Sub Pop holds one of the most remarkable success stories in US indie label history. Initially beginning life as a fanzine set up by co-founder Bruce Pavitt in the early 80s, Sub Pop would go on to be credited as the ones responsible for making grunge the world’s most popular rock n’ roll sub-genre a decade later.

In 1987, one year after making Sub Pop into a fully-formed label, Pavitt was joined by Jonathan Poneman. Together they were able to finance the release of Soundgarden’s debut single Hunted Down/Nothing To Say which would go on to be followed by the Screaming Life EP a few months later.

Inspired by the “primal rock stuff that was coming out” from within the local scene along with studying independent labels that worked on a strong regional basis such as Motown and SST, Pavitt and Poneman went about focusing their attention on bringing the “Seattle Sound” to a larger audience. This ambition was largely achieved shortly afterwards via the creation of the “Sub Pop Singles Club” which helped keep up a steady cash flow. The first release as part of this concept was the single Love Buzz from the (then) little-known Aberdeen band Nirvana.

Being well aware that generating attention from the US mainstream music press was difficult for even the biggest of independent labels, Sub Pop decided to have a crack at impressing the UK music press. Inviting Melody Maker’s Everett True over to Seattle to write an article on the local scene, it soon became clear that the grunge sound was exactly the kind of thing needed to re-energise the tastes of Britain’s musical youth. In late ’89, Sub Pop bands Mudhoney, Nirvana and Tad went on tour together around the UK and across different parts of Europe. This was the turning point that signaled grunge as being much more than a local underground phenomenon.
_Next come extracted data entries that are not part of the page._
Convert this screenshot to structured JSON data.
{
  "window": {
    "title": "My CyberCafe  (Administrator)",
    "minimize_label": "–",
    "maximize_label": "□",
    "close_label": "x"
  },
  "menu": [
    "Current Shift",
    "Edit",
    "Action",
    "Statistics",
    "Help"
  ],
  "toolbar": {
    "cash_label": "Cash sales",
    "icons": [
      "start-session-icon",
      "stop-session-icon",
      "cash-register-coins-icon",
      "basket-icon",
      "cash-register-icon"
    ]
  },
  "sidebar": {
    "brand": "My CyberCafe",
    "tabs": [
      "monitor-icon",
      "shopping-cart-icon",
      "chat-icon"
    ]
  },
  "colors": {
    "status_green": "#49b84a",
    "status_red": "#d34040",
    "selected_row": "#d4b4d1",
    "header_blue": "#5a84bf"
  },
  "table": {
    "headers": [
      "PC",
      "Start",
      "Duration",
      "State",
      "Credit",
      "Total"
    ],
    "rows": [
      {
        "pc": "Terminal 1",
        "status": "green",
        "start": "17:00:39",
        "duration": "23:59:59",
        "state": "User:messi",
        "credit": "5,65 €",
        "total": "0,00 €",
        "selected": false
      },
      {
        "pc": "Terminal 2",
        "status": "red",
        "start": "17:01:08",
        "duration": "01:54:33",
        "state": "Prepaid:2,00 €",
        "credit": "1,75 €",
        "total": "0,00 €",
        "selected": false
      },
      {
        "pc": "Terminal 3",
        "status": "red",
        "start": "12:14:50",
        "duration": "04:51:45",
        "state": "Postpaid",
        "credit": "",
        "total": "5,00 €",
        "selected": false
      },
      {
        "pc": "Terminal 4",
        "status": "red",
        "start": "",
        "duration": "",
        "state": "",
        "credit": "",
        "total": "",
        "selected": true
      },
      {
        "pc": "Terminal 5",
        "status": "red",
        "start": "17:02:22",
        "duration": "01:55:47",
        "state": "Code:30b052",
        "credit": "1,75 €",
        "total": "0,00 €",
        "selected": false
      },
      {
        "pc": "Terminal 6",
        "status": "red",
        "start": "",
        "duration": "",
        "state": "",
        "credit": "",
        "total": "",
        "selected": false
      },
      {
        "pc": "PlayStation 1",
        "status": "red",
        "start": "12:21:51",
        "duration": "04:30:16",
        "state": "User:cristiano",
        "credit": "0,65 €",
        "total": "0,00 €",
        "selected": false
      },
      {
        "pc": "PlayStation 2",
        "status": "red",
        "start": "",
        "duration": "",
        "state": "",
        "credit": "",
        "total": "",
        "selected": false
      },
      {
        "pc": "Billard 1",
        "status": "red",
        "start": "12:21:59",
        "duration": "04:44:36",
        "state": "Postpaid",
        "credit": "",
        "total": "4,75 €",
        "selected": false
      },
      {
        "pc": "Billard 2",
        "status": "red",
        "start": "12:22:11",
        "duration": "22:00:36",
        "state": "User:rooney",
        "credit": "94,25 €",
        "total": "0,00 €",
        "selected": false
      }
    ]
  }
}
Sensing the massive impact that grunge could have on the music world, Geffen Records were able to snap up Nirvana from Sub Pop. As part of the deal with Geffen, Sub Pop received a healthy financial injection which would help keep the label afloat for many years afterwardsWith grunge now firmly embedded within the mainstream courtesy of Nirvana’s Nevermind, it was unclear whether or not Sub Pop as a label would go the same way. Looking to take advantage of this new wave of alternative rock, Warner approached Sub Pop with regard to taking up a 50% stake of the company. Keen on the idea of making the label larger and subsequently bringing in more money, Poneman agreed to the move. Pavitt, not so keen, left shortly after the deal with Warner was agreed.

Sub Pop carries on strong to this day. Whether or not this would have been achieved without Warner is debatable. Regardless, Sub Pop has unearthed some of the finest alternative sounds in recent memory. Bands such as The Postal Service, The Shins and Fleet Foxes have gone on to reach high levels of both critical and commercial success as a result of being associated with Sub Pop. More recently, Sub Pop legends Mudhoney released their eighth studio album Vanishing Point on the label. In support of the new record, Mudhoney have just completed a tour with one of Sub Pop’s newest acts, Canadian noise punks METZ. Having caught the Glasgow show a few weeks ago, I believe I’m safe in saying that Sub Pop will have many more of these unofficial showcases to come in future years.